Muito do que escrevo, em termos de poesia, pode ser encarado como uma forma pessimismo. Discordo profundamente desta noção, embora compreenda plenamente o porquê de já ter ouvido isso tantas vezes.
Seja como for, posso garantir que nas entrelinhas do texto há muito mais que o que é meramente óbvio.
Urbe

Aqui o mundo é cinza e desanima
num caldo de luz fria que me esquenta.
Ternos de um preto escuro sem luz alguma,
falas que tanto dizem mas nada rima.
Assim qual a bela estrofe que só se pensa
o que não se diz só há nessa minha cisma.

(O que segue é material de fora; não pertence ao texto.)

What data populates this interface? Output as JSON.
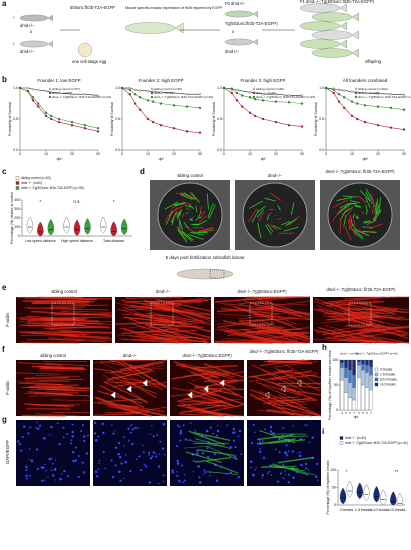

E o cinza dessa cidade em disfasia
desfaz o que resta desta poesia tensa.
Viola meus pensamentos a angustia estranha
do cinza maldito e farto que contamina.
Só sobra da vida bela de outros dias,
sosobra a vida em torno da vida ganha.
Um logro de ganho inócuo da plata verde
se pensa ter na carteira pela labuta;
engodo que todos vivem e não reclamam,
mentira desta cidade que as cores perde.
Mas sobram as cores que da cidade distam
no fundo de minha mente que é fugidia,
forçando-me a poesia por dedos mortos
do cinza que me sufoca no dia-a-dia.